HAIFA – Logistica e versatilità, sono strettamente interdipendenti se la prima deve funzionare al meglio. Così la guerra in atto in Medio Oriente, con il blocco virtuale delle navi portacontainer e delle gasiere attraverso lo stretto Bab el-Mandeb del Mar Rosso, sta sviluppando rotte alternative: una delle quali è l’ormai noto periplo dell’Africa. Però per Israele e in genere per il Mediterraneo Orientale è una sciagura: come costi e come tempi. Così l’israeliana Trucknet Enterprise s’è inventata una rotta terrestre, già operativa con colonne di Tir che dai porti dell’Oceano Indiano del Barhain e del Qatar passa nel deserto centrale dell’Arabia Saudita per sboccare attraverso la Giordania in Mediterraneo e servire sia i porti israeliani che egiziani, dai quali le merci poi possono proseguire verso Gracia, Italia, Francia e Spagna via mare.
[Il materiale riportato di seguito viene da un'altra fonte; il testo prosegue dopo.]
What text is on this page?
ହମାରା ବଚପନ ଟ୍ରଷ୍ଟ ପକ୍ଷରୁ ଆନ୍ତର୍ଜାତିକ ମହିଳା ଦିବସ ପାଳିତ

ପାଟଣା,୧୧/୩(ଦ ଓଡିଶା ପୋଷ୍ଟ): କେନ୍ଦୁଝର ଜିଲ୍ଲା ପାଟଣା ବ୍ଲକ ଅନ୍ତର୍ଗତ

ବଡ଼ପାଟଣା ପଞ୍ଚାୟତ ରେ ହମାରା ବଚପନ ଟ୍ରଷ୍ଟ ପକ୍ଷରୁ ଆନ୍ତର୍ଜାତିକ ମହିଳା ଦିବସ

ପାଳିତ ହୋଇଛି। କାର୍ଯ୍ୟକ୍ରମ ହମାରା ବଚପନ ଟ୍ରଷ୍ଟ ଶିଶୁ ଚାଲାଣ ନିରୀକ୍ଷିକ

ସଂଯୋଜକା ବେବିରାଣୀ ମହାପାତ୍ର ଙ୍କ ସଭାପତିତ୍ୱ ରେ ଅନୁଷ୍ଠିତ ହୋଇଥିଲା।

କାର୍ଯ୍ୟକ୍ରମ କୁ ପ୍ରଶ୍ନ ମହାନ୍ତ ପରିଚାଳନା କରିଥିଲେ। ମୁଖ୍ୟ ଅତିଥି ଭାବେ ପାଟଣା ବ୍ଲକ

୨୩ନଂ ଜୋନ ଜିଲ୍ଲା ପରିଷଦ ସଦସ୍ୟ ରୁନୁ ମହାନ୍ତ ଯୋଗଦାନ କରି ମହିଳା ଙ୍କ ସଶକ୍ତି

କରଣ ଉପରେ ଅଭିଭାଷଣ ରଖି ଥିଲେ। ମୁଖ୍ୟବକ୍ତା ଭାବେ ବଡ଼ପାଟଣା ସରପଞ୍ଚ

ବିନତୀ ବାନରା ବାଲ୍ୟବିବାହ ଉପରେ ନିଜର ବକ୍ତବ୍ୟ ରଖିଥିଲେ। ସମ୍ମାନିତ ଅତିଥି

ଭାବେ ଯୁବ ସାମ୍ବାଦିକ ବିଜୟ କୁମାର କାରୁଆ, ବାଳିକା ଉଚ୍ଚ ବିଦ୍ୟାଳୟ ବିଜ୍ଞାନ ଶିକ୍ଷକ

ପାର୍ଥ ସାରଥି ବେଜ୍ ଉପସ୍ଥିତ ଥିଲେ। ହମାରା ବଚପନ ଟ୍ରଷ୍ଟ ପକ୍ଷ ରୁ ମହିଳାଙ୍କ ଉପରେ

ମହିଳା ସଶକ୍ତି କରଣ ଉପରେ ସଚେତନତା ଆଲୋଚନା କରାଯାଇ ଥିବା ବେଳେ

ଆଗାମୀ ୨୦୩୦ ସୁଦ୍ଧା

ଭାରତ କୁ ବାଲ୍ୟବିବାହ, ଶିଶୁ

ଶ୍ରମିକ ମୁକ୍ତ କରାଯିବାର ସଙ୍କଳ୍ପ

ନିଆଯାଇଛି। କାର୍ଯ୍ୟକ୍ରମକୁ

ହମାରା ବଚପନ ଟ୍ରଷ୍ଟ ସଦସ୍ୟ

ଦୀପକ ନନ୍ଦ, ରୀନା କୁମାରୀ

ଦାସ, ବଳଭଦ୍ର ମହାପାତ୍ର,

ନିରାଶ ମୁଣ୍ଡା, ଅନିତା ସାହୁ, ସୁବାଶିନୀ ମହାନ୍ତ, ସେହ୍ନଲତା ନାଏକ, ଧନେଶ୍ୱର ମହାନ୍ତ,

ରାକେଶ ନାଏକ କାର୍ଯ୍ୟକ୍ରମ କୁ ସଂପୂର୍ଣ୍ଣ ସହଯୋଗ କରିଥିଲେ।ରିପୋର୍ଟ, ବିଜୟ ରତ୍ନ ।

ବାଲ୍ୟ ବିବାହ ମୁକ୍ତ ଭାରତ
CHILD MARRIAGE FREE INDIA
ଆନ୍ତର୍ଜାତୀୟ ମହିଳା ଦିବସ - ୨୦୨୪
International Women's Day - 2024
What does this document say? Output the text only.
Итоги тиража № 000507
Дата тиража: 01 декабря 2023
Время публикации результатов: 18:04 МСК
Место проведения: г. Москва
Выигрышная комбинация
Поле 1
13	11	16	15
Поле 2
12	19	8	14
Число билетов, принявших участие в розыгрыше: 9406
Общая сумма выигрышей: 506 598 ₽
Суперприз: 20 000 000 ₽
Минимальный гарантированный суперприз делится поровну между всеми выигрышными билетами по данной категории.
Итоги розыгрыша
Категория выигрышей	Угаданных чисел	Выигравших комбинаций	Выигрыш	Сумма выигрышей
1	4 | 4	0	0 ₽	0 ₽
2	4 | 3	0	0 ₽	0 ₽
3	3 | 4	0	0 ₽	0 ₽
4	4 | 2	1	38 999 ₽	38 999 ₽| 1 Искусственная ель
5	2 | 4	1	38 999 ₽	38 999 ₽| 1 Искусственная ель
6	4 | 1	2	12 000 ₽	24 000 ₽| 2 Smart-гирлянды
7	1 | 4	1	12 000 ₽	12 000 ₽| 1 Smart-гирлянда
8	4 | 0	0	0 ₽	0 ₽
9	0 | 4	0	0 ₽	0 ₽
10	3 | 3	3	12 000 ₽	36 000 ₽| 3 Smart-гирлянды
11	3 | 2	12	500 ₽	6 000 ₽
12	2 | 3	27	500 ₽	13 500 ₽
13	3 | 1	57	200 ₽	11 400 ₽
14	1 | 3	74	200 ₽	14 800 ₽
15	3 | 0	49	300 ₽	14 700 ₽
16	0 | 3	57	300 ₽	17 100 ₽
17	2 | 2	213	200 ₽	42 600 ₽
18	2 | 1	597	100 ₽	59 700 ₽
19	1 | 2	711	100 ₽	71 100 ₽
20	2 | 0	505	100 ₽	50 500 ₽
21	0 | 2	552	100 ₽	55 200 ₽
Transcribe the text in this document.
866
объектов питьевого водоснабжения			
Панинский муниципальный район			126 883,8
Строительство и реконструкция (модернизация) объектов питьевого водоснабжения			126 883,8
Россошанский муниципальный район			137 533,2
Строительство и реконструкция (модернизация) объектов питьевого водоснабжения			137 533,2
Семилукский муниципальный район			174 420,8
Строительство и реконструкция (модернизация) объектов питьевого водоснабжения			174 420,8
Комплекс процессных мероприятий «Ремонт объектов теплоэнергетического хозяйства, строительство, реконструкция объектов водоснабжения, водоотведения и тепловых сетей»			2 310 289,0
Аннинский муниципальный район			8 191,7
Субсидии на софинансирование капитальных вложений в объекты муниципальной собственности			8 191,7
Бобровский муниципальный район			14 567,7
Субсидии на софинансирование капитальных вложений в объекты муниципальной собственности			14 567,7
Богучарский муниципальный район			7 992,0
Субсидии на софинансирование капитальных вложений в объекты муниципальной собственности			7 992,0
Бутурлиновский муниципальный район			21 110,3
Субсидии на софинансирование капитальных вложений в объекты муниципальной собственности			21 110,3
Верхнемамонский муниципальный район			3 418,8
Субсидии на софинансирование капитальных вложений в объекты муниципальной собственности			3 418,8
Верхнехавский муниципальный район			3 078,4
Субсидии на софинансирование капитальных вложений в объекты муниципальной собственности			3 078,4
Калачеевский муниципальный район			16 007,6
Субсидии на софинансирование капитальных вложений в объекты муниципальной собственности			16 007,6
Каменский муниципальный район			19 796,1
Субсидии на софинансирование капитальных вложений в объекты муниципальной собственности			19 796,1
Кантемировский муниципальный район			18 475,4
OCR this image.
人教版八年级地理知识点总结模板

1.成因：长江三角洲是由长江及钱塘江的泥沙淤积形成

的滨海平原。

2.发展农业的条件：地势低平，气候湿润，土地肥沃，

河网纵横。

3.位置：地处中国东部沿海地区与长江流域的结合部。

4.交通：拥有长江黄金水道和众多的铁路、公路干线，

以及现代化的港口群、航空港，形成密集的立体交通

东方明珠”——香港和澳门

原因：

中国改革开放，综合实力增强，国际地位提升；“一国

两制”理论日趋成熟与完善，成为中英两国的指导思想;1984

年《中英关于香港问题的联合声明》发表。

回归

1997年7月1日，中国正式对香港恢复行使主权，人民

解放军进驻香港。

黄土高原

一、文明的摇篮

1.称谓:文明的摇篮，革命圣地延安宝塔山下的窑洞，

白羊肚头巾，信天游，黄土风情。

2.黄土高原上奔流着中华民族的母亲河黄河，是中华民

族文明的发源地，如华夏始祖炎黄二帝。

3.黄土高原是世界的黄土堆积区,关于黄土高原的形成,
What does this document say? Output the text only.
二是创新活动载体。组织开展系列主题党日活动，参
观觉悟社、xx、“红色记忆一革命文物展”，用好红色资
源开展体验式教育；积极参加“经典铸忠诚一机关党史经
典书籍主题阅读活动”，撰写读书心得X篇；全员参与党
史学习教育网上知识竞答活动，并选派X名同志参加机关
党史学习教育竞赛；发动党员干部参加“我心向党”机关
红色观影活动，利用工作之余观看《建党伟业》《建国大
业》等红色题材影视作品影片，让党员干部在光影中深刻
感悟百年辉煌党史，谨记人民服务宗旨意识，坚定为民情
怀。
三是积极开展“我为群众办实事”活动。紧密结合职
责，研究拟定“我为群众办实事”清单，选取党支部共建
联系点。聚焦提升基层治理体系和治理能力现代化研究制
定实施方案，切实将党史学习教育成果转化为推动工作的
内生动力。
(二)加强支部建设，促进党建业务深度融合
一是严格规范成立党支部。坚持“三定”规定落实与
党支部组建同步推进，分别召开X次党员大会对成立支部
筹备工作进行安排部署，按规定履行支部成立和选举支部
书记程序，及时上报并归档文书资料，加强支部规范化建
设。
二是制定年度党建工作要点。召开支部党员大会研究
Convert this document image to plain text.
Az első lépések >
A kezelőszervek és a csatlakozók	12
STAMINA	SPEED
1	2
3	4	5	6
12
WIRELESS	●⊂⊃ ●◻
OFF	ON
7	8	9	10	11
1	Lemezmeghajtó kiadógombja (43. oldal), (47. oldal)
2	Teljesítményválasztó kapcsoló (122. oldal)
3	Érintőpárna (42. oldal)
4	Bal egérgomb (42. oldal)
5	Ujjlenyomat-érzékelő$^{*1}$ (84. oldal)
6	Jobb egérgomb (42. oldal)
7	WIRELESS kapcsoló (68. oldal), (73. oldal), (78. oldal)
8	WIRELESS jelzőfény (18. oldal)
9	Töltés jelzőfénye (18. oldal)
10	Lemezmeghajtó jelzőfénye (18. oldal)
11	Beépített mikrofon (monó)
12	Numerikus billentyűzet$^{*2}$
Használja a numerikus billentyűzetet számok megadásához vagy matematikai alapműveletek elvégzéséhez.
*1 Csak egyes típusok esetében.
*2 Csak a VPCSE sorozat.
Non si tratta di una soluzione ad alta potenzialità come le rotte marittime, perché per portare 5 mila Teu occorrono altrettanti Tiro (almeno la metà se c’è il rimorchio): però i componenti più urgenti e preziosi, come microchip, metri rari, elettronica di base ed altro, possono arrivare prima e in buone quantità. Se quella che è stata battezzata scherzosamente “La rotta dei Re Magi” dovesse essere ulteriormente potenziata – c’è chi teme attacchi anche nel deserto, e infatti le carovane dei Tir hanno scorta armata – qualche effetto potrebbe esserci anche per l’Italia.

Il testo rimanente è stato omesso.